Proof for the theorem:
Consider a circle with centre $$O$$.

Let $$AB$$ be the tangent to the circle at the point $$P$$. To prove:

The line $$OP$$ is perpendicular to $$AB$$.

Proof:

Take a point $$Q$$ other than $$P$$ on the tangent $$AB$$ and join $$OQ$$.

Here, $$Q$$ must lie outside the circle.

Thus, $$OQ$$ is longer than $$OP$$.

That is $$OQ$$ $$>$$ $$OP$$ at every point on $$AB$$ except at $$P$$.

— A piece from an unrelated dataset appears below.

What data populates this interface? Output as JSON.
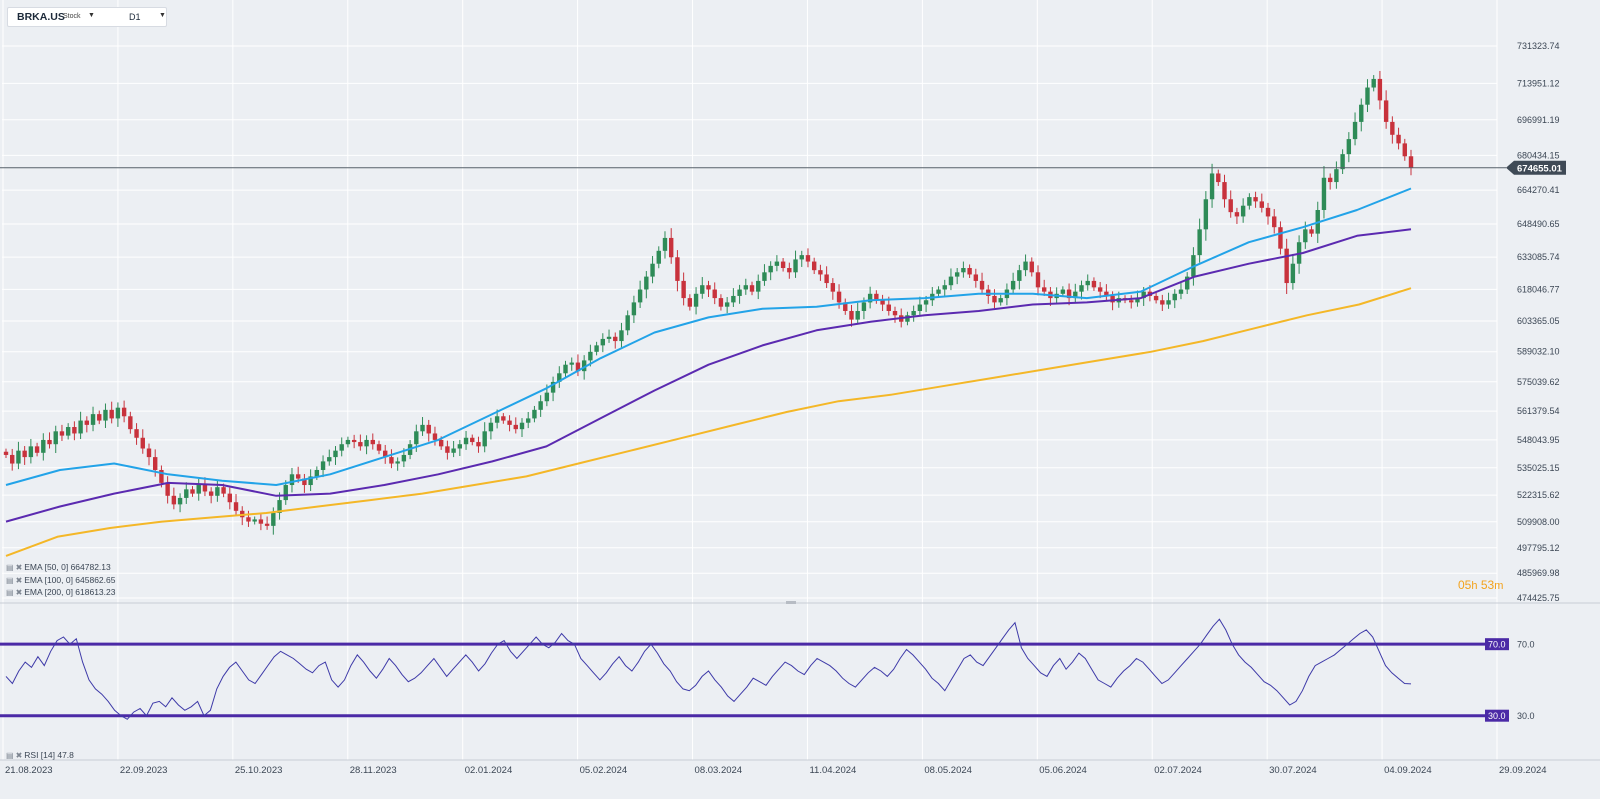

Therefore, the point $$P$$ is at the shortest distance from the centre $$O$$.

We know that:
Out of all the line segments, drawn from a point to points of a line not passing through the point, the smallest is the perpendicular to the line.
By the theorem, $$OP$$ is perpendicular to $$AB$$.

Hence, the proof.
Example:
In the above given figure if $$OP$$ $$=$$ $$3$$ $$cm$$  and $$PQ$$ $$=$$ $$4$$ $$cm$$, find the length of $$OQ$$.

Solution:

By the result, $$\angle OPQ$$ $$=$$ $$90^{\circ}$$.

So, $$OPQ$$ is a right angled triangle.

By the Pythagoras theorem, we have:
In a right triangle, the square of the hypotenuse is equal to the sum of the squares of the other two sides.
$$OQ^2$$ $$=$$ $$OP^2$$ $$+$$ $$PQ^2$$

$$OQ^2$$ $$=$$ $$3^2$$ $$+$$ $$4^2$$

$$OQ^2$$ $$=$$ $$9 + 16$$

$$OQ^2$$ $$=$$ $$25$$

$$\Rightarrow$$  $$OQ$$ $$=$$ $$\sqrt{25}$$

$$OQ$$ $$=$$ $$5$$

Therefore, the measure of $$OQ$$ $$=$$ $$5$$ $$cm$$
Important!
• By this theorem, we can say that at any point on the circle, there can be one and only one tangent.
• The line containing the radius through the point of contact is also called the normal to the circle at the point.